In one of many learned asides that tether the tiger's fate to evolutionary history and ecological crisis, Vaillant suggests that early human groups scavenged in the wake of big fierce cats. So much (if you accept this thesis) for the macho "hunting hypothesis", with spear-chucking warriors facing down sabre-toothed rivals. In this alternative view, our ancestors flourished as "Paleolithic Wizards of Oz". Puny but smart "masters of illusion and psyops", we learned to thrive in the wake of much stronger, often feline, beasts.

So the peoples of the Far East – and the cannier Russian immigrant hunters who joined them – came over the ages to cohabit with, and even revere, the tiger in the woods. Vaillant amasses startling evidence for each species' acute sensitivity towards the other. He uses it to challenge a familiar cliché: that to imbue non-human animals with knowledge and intention about others – a "theory of mind" - must carry a charge of "anthropomorphism".

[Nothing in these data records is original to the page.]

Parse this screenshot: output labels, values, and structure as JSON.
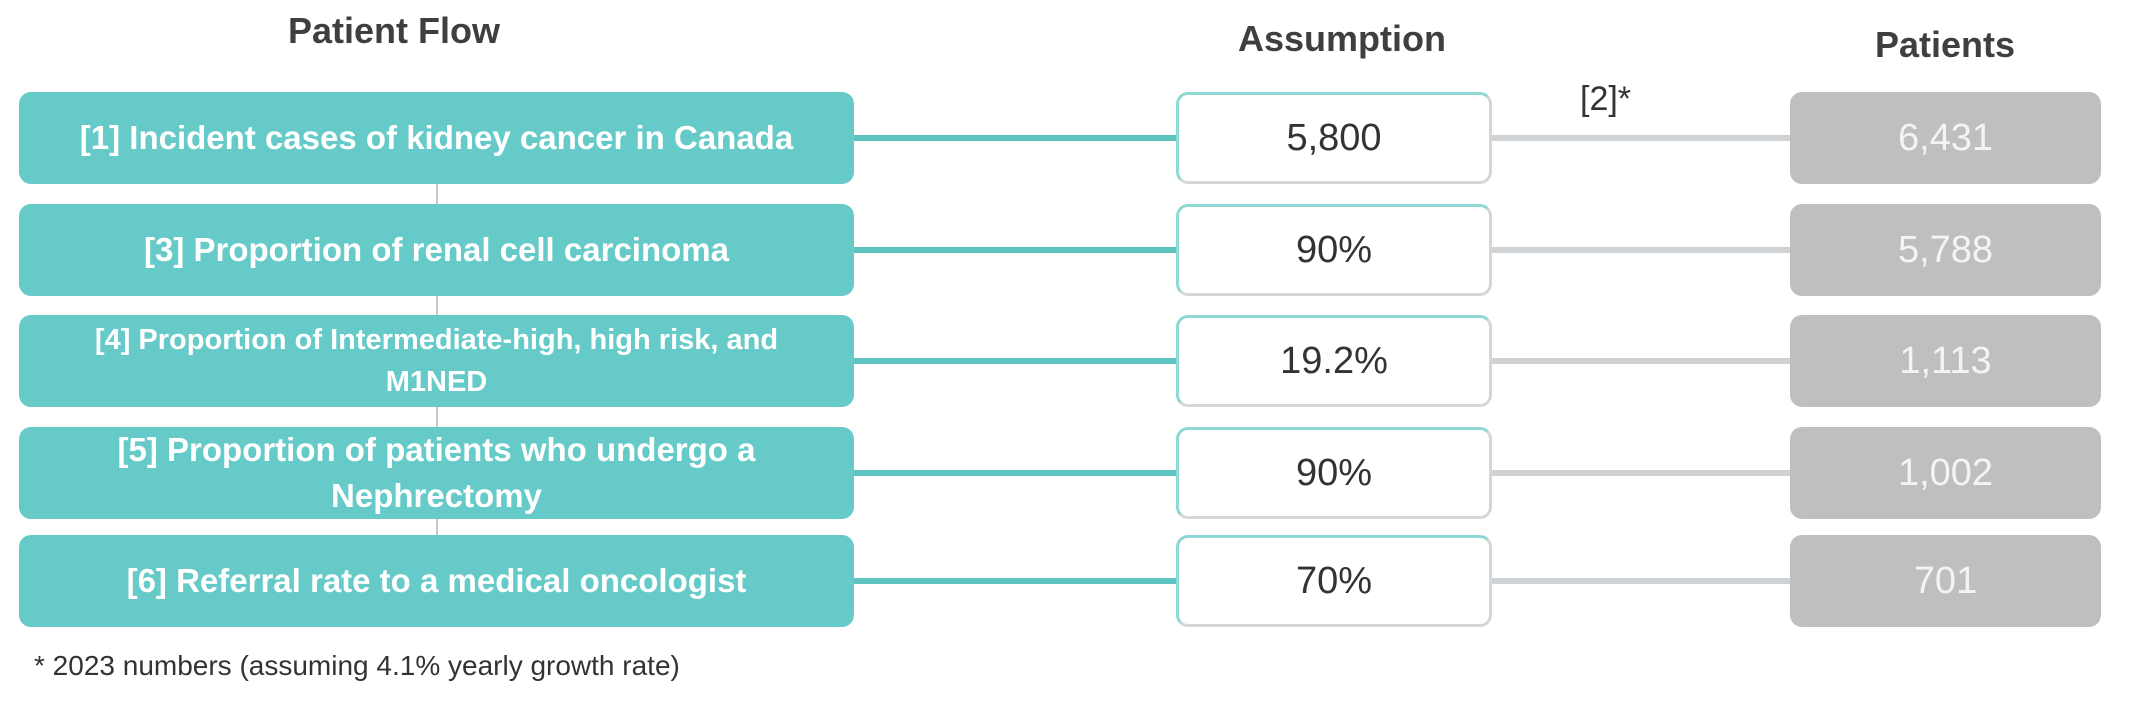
{
  "headers": {
    "flow": "Patient Flow",
    "assumption": "Assumption",
    "patients": "Patients"
  },
  "rows": [
    {
      "label": "[1] Incident cases of kidney cancer in Canada",
      "assumption": "5,800",
      "patients": "6,431"
    },
    {
      "label": "[3] Proportion of renal cell carcinoma",
      "assumption": "90%",
      "patients": "5,788"
    },
    {
      "label": "[4] Proportion of Intermediate-high, high risk, and M1NED",
      "assumption": "19.2%",
      "patients": "1,113"
    },
    {
      "label": "[5] Proportion of patients who undergo a Nephrectomy",
      "assumption": "90%",
      "patients": "1,002"
    },
    {
      "label": "[6] Referral rate to a medical oncologist",
      "assumption": "70%",
      "patients": "701"
    }
  ],
  "note": "[2]*",
  "footnote": "* 2023 numbers (assuming 4.1% yearly growth rate)"
}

But what happened to wreck this warily intense truce between neighbours? From the 19th century, Russian interlopers with heavy-duty firearms inflicted as much ecological damage on the Wild East as their American counterparts did on the Wild West. Vaillant draws some eye-opening comparisons. After the Revolution, the toxic Marxist ideology of "dominion over nature" licensed further plunder - although a handful of brave Soviet-era scientists and foresters fought for conservation. Then poaching to serve the lucrative market in tiger body-parts for Chinese medicine moved, after the Soviet collapse, from minor irritation to organised menace. To flog a tiger corpse over the border became "like selling a briefcase of stolen cocaine". Illegal logging in Yeltsin's let-it-rip Russia further impoverished the tigers' home.

Classic crime stories often show how a perfect storm of social threats can bear down on a vulnerable individual to trigger a horrific act, or sequence of acts. Vaillant expertly colours in the wider context. He diagnoses the acute stress that previous stand-offs with the hapless Markov might have caused in this perpetrator. And, with breath-catching verve and velocity, he traces Trush and his team of woodland detectives as they close in on a quarry maddened by "hunger and revenge". Whatever its signal virtues as eco-fable and chase narrative, The Tiger also counts as a supreme example of true-crime writing driven by wide-angle empathy and compassion. Some readers may choose to shelve it, not among cosy wildlife yarns, but with Truman Capote's In Cold Blood.